Is the one we are using in our implementation.
Functional Symbol Table
The functional symbol table is built using immutable data structures, such as trees and lists. It is updated by creating new copies of the symbol table with the new symbols added. This approach is more functional and can make it easier to reason about the symbol table, but it can be less efficient than the imperative approach.
Symbols
A symbol is a name that is associated with a type. In the symbol table, symbols are used to represent variables, functions, classes, and other entities in the program. Each symbol has a name and a type, which is used to determine how the symbol can be used in the program.
Details of Implementation
MainTable
The main table is the root of the symbol table. It contains a map of class names to class tables.
public class MainTable {
HashMap<String, ClassTable> map = new HashMap<>();
}
ClassTable
The class table contains a map of field names to types and a map of method names to method tables. It also contains a reference to the parent class table, if any.

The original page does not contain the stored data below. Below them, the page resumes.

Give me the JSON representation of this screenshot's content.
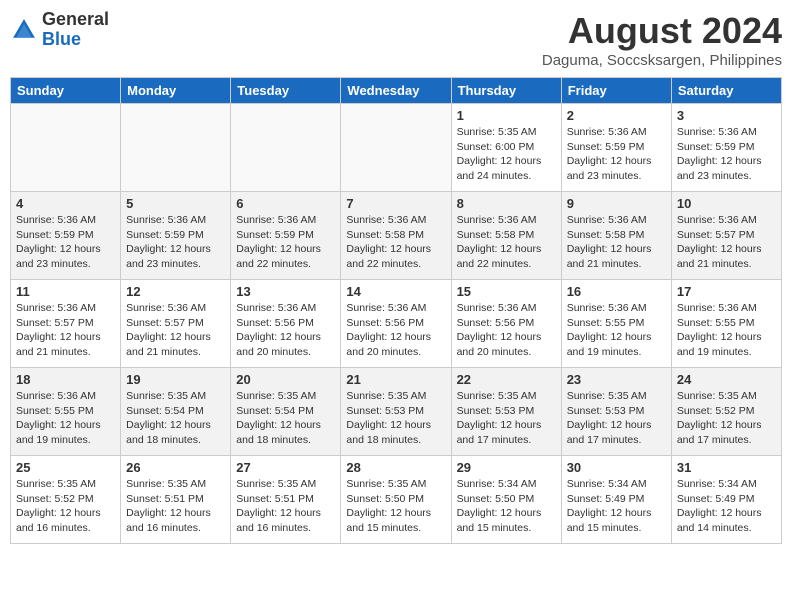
{
  "logo": {
    "general": "General",
    "blue": "Blue"
  },
  "header": {
    "month_year": "August 2024",
    "location": "Daguma, Soccsksargen, Philippines"
  },
  "weekdays": [
    "Sunday",
    "Monday",
    "Tuesday",
    "Wednesday",
    "Thursday",
    "Friday",
    "Saturday"
  ],
  "weeks": [
    [
      {
        "day": "",
        "info": ""
      },
      {
        "day": "",
        "info": ""
      },
      {
        "day": "",
        "info": ""
      },
      {
        "day": "",
        "info": ""
      },
      {
        "day": "1",
        "info": "Sunrise: 5:35 AM\nSunset: 6:00 PM\nDaylight: 12 hours\nand 24 minutes."
      },
      {
        "day": "2",
        "info": "Sunrise: 5:36 AM\nSunset: 5:59 PM\nDaylight: 12 hours\nand 23 minutes."
      },
      {
        "day": "3",
        "info": "Sunrise: 5:36 AM\nSunset: 5:59 PM\nDaylight: 12 hours\nand 23 minutes."
      }
    ],
    [
      {
        "day": "4",
        "info": "Sunrise: 5:36 AM\nSunset: 5:59 PM\nDaylight: 12 hours\nand 23 minutes."
      },
      {
        "day": "5",
        "info": "Sunrise: 5:36 AM\nSunset: 5:59 PM\nDaylight: 12 hours\nand 23 minutes."
      },
      {
        "day": "6",
        "info": "Sunrise: 5:36 AM\nSunset: 5:59 PM\nDaylight: 12 hours\nand 22 minutes."
      },
      {
        "day": "7",
        "info": "Sunrise: 5:36 AM\nSunset: 5:58 PM\nDaylight: 12 hours\nand 22 minutes."
      },
      {
        "day": "8",
        "info": "Sunrise: 5:36 AM\nSunset: 5:58 PM\nDaylight: 12 hours\nand 22 minutes."
      },
      {
        "day": "9",
        "info": "Sunrise: 5:36 AM\nSunset: 5:58 PM\nDaylight: 12 hours\nand 21 minutes."
      },
      {
        "day": "10",
        "info": "Sunrise: 5:36 AM\nSunset: 5:57 PM\nDaylight: 12 hours\nand 21 minutes."
      }
    ],
    [
      {
        "day": "11",
        "info": "Sunrise: 5:36 AM\nSunset: 5:57 PM\nDaylight: 12 hours\nand 21 minutes."
      },
      {
        "day": "12",
        "info": "Sunrise: 5:36 AM\nSunset: 5:57 PM\nDaylight: 12 hours\nand 21 minutes."
      },
      {
        "day": "13",
        "info": "Sunrise: 5:36 AM\nSunset: 5:56 PM\nDaylight: 12 hours\nand 20 minutes."
      },
      {
        "day": "14",
        "info": "Sunrise: 5:36 AM\nSunset: 5:56 PM\nDaylight: 12 hours\nand 20 minutes."
      },
      {
        "day": "15",
        "info": "Sunrise: 5:36 AM\nSunset: 5:56 PM\nDaylight: 12 hours\nand 20 minutes."
      },
      {
        "day": "16",
        "info": "Sunrise: 5:36 AM\nSunset: 5:55 PM\nDaylight: 12 hours\nand 19 minutes."
      },
      {
        "day": "17",
        "info": "Sunrise: 5:36 AM\nSunset: 5:55 PM\nDaylight: 12 hours\nand 19 minutes."
      }
    ],
    [
      {
        "day": "18",
        "info": "Sunrise: 5:36 AM\nSunset: 5:55 PM\nDaylight: 12 hours\nand 19 minutes."
      },
      {
        "day": "19",
        "info": "Sunrise: 5:35 AM\nSunset: 5:54 PM\nDaylight: 12 hours\nand 18 minutes."
      },
      {
        "day": "20",
        "info": "Sunrise: 5:35 AM\nSunset: 5:54 PM\nDaylight: 12 hours\nand 18 minutes."
      },
      {
        "day": "21",
        "info": "Sunrise: 5:35 AM\nSunset: 5:53 PM\nDaylight: 12 hours\nand 18 minutes."
      },
      {
        "day": "22",
        "info": "Sunrise: 5:35 AM\nSunset: 5:53 PM\nDaylight: 12 hours\nand 17 minutes."
      },
      {
        "day": "23",
        "info": "Sunrise: 5:35 AM\nSunset: 5:53 PM\nDaylight: 12 hours\nand 17 minutes."
      },
      {
        "day": "24",
        "info": "Sunrise: 5:35 AM\nSunset: 5:52 PM\nDaylight: 12 hours\nand 17 minutes."
      }
    ],
    [
      {
        "day": "25",
        "info": "Sunrise: 5:35 AM\nSunset: 5:52 PM\nDaylight: 12 hours\nand 16 minutes."
      },
      {
        "day": "26",
        "info": "Sunrise: 5:35 AM\nSunset: 5:51 PM\nDaylight: 12 hours\nand 16 minutes."
      },
      {
        "day": "27",
        "info": "Sunrise: 5:35 AM\nSunset: 5:51 PM\nDaylight: 12 hours\nand 16 minutes."
      },
      {
        "day": "28",
        "info": "Sunrise: 5:35 AM\nSunset: 5:50 PM\nDaylight: 12 hours\nand 15 minutes."
      },
      {
        "day": "29",
        "info": "Sunrise: 5:34 AM\nSunset: 5:50 PM\nDaylight: 12 hours\nand 15 minutes."
      },
      {
        "day": "30",
        "info": "Sunrise: 5:34 AM\nSunset: 5:49 PM\nDaylight: 12 hours\nand 15 minutes."
      },
      {
        "day": "31",
        "info": "Sunrise: 5:34 AM\nSunset: 5:49 PM\nDaylight: 12 hours\nand 14 minutes."
      }
    ]
  ]
}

In SymbolTableVisitor we have a currentClassTable to keep track of the current class we are in.
public class ClassTable {
private String className;
private ClassTable parent;
HashMap<String, Type> fieldsContext = new HashMap<>();
HashMap<String, MethodTable> methodsContext = new HashMap<>();
}
MethodTable
The method table contains a map of parameter names to types and a map of local variable names to types. It also contains a reference to the parent class table.

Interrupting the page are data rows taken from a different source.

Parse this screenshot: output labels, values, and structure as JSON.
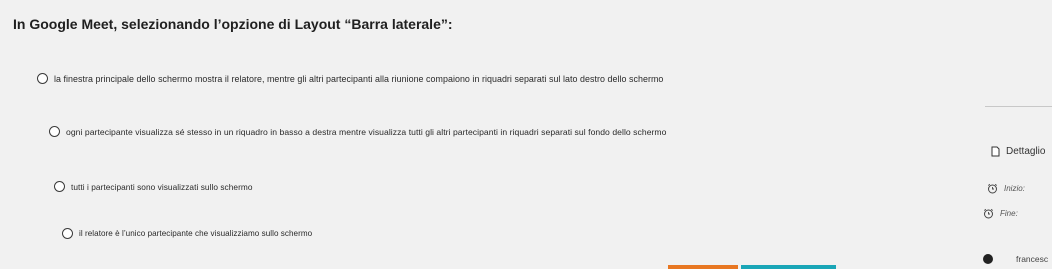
{
  "question": {
    "text": "In Google Meet, selezionando l’opzione di Layout “Barra laterale”:"
  },
  "options": [
    {
      "label": "la finestra principale dello schermo mostra il relatore, mentre gli altri partecipanti alla riunione compaiono in riquadri separati sul lato destro dello schermo"
    },
    {
      "label": "ogni partecipante visualizza sé stesso in un riquadro in basso a destra mentre visualizza tutti gli altri partecipanti in riquadri separati sul fondo dello schermo"
    },
    {
      "label": "tutti i partecipanti sono visualizzati sullo schermo"
    },
    {
      "label": "il relatore è l’unico partecipante che visualizziamo sullo schermo"
    }
  ],
  "sidebar": {
    "details_label": "Dettaglio",
    "start_label": "Inizio:",
    "end_label": "Fine:",
    "user_label": "francesc",
    "icons": {
      "details": "document-icon",
      "start": "alarm-clock-icon",
      "end": "alarm-clock-icon",
      "user": "avatar"
    }
  },
  "colors": {
    "background": "#f1f1f1",
    "progress_orange": "#e87722",
    "progress_teal": "#1aa6b7"
  }
}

In SymbolTableVisitor we have a currentMethodTable to keep track of the current method we are in.
public class MethodTable {
private String methodName;
private Type methodReturnType;
private ClassTable classParent;
LinkedHashMap<String, Type> paramsContext = new LinkedHashMap<>();
HashMap<String, Type> localsContext = new HashMap<>();
}
Exceptions
The SymbolTableException is a custom exception that is thrown when an error occurs during the building of the symbol table.

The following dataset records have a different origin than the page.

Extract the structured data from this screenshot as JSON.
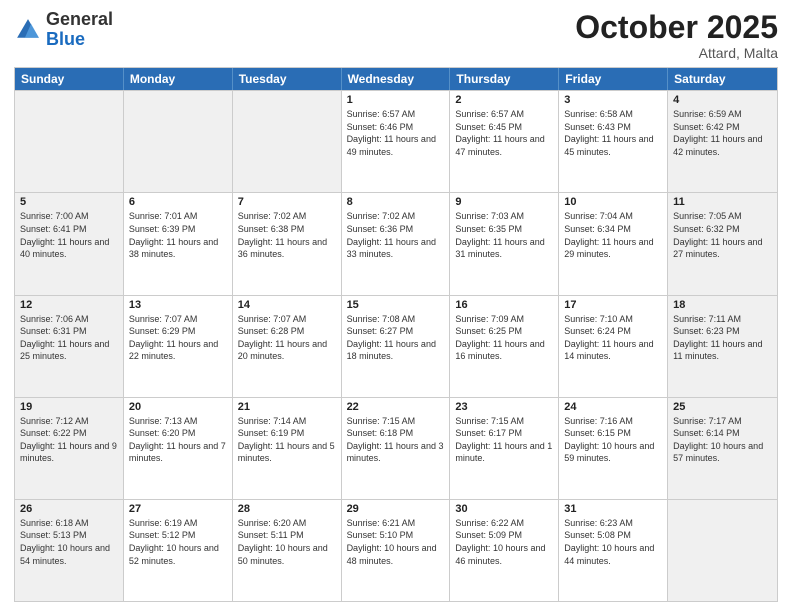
{
  "header": {
    "logo_general": "General",
    "logo_blue": "Blue",
    "month": "October 2025",
    "location": "Attard, Malta"
  },
  "days_of_week": [
    "Sunday",
    "Monday",
    "Tuesday",
    "Wednesday",
    "Thursday",
    "Friday",
    "Saturday"
  ],
  "weeks": [
    [
      {
        "day": "",
        "info": "",
        "shaded": true
      },
      {
        "day": "",
        "info": "",
        "shaded": true
      },
      {
        "day": "",
        "info": "",
        "shaded": true
      },
      {
        "day": "1",
        "info": "Sunrise: 6:57 AM\nSunset: 6:46 PM\nDaylight: 11 hours\nand 49 minutes.",
        "shaded": false
      },
      {
        "day": "2",
        "info": "Sunrise: 6:57 AM\nSunset: 6:45 PM\nDaylight: 11 hours\nand 47 minutes.",
        "shaded": false
      },
      {
        "day": "3",
        "info": "Sunrise: 6:58 AM\nSunset: 6:43 PM\nDaylight: 11 hours\nand 45 minutes.",
        "shaded": false
      },
      {
        "day": "4",
        "info": "Sunrise: 6:59 AM\nSunset: 6:42 PM\nDaylight: 11 hours\nand 42 minutes.",
        "shaded": true
      }
    ],
    [
      {
        "day": "5",
        "info": "Sunrise: 7:00 AM\nSunset: 6:41 PM\nDaylight: 11 hours\nand 40 minutes.",
        "shaded": true
      },
      {
        "day": "6",
        "info": "Sunrise: 7:01 AM\nSunset: 6:39 PM\nDaylight: 11 hours\nand 38 minutes.",
        "shaded": false
      },
      {
        "day": "7",
        "info": "Sunrise: 7:02 AM\nSunset: 6:38 PM\nDaylight: 11 hours\nand 36 minutes.",
        "shaded": false
      },
      {
        "day": "8",
        "info": "Sunrise: 7:02 AM\nSunset: 6:36 PM\nDaylight: 11 hours\nand 33 minutes.",
        "shaded": false
      },
      {
        "day": "9",
        "info": "Sunrise: 7:03 AM\nSunset: 6:35 PM\nDaylight: 11 hours\nand 31 minutes.",
        "shaded": false
      },
      {
        "day": "10",
        "info": "Sunrise: 7:04 AM\nSunset: 6:34 PM\nDaylight: 11 hours\nand 29 minutes.",
        "shaded": false
      },
      {
        "day": "11",
        "info": "Sunrise: 7:05 AM\nSunset: 6:32 PM\nDaylight: 11 hours\nand 27 minutes.",
        "shaded": true
      }
    ],
    [
      {
        "day": "12",
        "info": "Sunrise: 7:06 AM\nSunset: 6:31 PM\nDaylight: 11 hours\nand 25 minutes.",
        "shaded": true
      },
      {
        "day": "13",
        "info": "Sunrise: 7:07 AM\nSunset: 6:29 PM\nDaylight: 11 hours\nand 22 minutes.",
        "shaded": false
      },
      {
        "day": "14",
        "info": "Sunrise: 7:07 AM\nSunset: 6:28 PM\nDaylight: 11 hours\nand 20 minutes.",
        "shaded": false
      },
      {
        "day": "15",
        "info": "Sunrise: 7:08 AM\nSunset: 6:27 PM\nDaylight: 11 hours\nand 18 minutes.",
        "shaded": false
      },
      {
        "day": "16",
        "info": "Sunrise: 7:09 AM\nSunset: 6:25 PM\nDaylight: 11 hours\nand 16 minutes.",
        "shaded": false
      },
      {
        "day": "17",
        "info": "Sunrise: 7:10 AM\nSunset: 6:24 PM\nDaylight: 11 hours\nand 14 minutes.",
        "shaded": false
      },
      {
        "day": "18",
        "info": "Sunrise: 7:11 AM\nSunset: 6:23 PM\nDaylight: 11 hours\nand 11 minutes.",
        "shaded": true
      }
    ],
    [
      {
        "day": "19",
        "info": "Sunrise: 7:12 AM\nSunset: 6:22 PM\nDaylight: 11 hours\nand 9 minutes.",
        "shaded": true
      },
      {
        "day": "20",
        "info": "Sunrise: 7:13 AM\nSunset: 6:20 PM\nDaylight: 11 hours\nand 7 minutes.",
        "shaded": false
      },
      {
        "day": "21",
        "info": "Sunrise: 7:14 AM\nSunset: 6:19 PM\nDaylight: 11 hours\nand 5 minutes.",
        "shaded": false
      },
      {
        "day": "22",
        "info": "Sunrise: 7:15 AM\nSunset: 6:18 PM\nDaylight: 11 hours\nand 3 minutes.",
        "shaded": false
      },
      {
        "day": "23",
        "info": "Sunrise: 7:15 AM\nSunset: 6:17 PM\nDaylight: 11 hours\nand 1 minute.",
        "shaded": false
      },
      {
        "day": "24",
        "info": "Sunrise: 7:16 AM\nSunset: 6:15 PM\nDaylight: 10 hours\nand 59 minutes.",
        "shaded": false
      },
      {
        "day": "25",
        "info": "Sunrise: 7:17 AM\nSunset: 6:14 PM\nDaylight: 10 hours\nand 57 minutes.",
        "shaded": true
      }
    ],
    [
      {
        "day": "26",
        "info": "Sunrise: 6:18 AM\nSunset: 5:13 PM\nDaylight: 10 hours\nand 54 minutes.",
        "shaded": true
      },
      {
        "day": "27",
        "info": "Sunrise: 6:19 AM\nSunset: 5:12 PM\nDaylight: 10 hours\nand 52 minutes.",
        "shaded": false
      },
      {
        "day": "28",
        "info": "Sunrise: 6:20 AM\nSunset: 5:11 PM\nDaylight: 10 hours\nand 50 minutes.",
        "shaded": false
      },
      {
        "day": "29",
        "info": "Sunrise: 6:21 AM\nSunset: 5:10 PM\nDaylight: 10 hours\nand 48 minutes.",
        "shaded": false
      },
      {
        "day": "30",
        "info": "Sunrise: 6:22 AM\nSunset: 5:09 PM\nDaylight: 10 hours\nand 46 minutes.",
        "shaded": false
      },
      {
        "day": "31",
        "info": "Sunrise: 6:23 AM\nSunset: 5:08 PM\nDaylight: 10 hours\nand 44 minutes.",
        "shaded": false
      },
      {
        "day": "",
        "info": "",
        "shaded": true
      }
    ]
  ]
}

The SymbolTableVisitor don't throw exceptions, but it keeps track of them in a list of SymbolTableExceptions.
public class SymbolTableException extends RuntimeException {
public SymbolTableException(String errorMessage) {
super(errorMessage);
}
public SymbolTableException(String errorMessage, Throwable err) {
super(errorMessage, err);
}
}
Type Checking
Overview
Type checking is a process of verifying and enforcing the constraints of types in a program. The type checking process can be performed at compile-time or run-time. Type checking is a fundamental part of the compiler or interpreter. It helps to catch bugs at the early stages of development and ensures that the program is well-typed.
Type Checking in AST
Type checking in AST is a process of verifying and enforcing the constraints of types in the AST nodes. The type checking process can be performed at compile-time or run-time. Type checking in AST can be implemented using the visitor pattern. The type checking visitor traverses the AST and performs type checking on the AST nodes.
Type Checking Visitor
In our compiler, we have implemented a type checking visitor that traverses the AST and performs type checking on the AST nodes. The type checking visitor is implemented as a subclass of the AST visitor. The type checking visitor implements the visit methods for each AST node type. The visit methods perform type checking on the AST nodes.
The class TypeCheckingVisitor implements Visitor<Type>
and SemanticAnalysisStrategy
// T is the return type of the visitor, which is Type in this case
public interface Visitor<T> {
T visit(And a);
T visit(BooleanType b);
{ ...}
}
// SemanticAnalysisStrategy is an interface that defines a method
// to check the semantics of a program
public interface SemanticAnalysisStrategy {
boolean isSemanticsOk(Program program);
void isSemanticsOkOrThrow(Program program) throws SemanticAnalysisException;
}
Error Handling
When the type-checker detects a type error or an undeclared identifier, it should print an error message and continue – because the programmer would like to be told of all the errors in the program.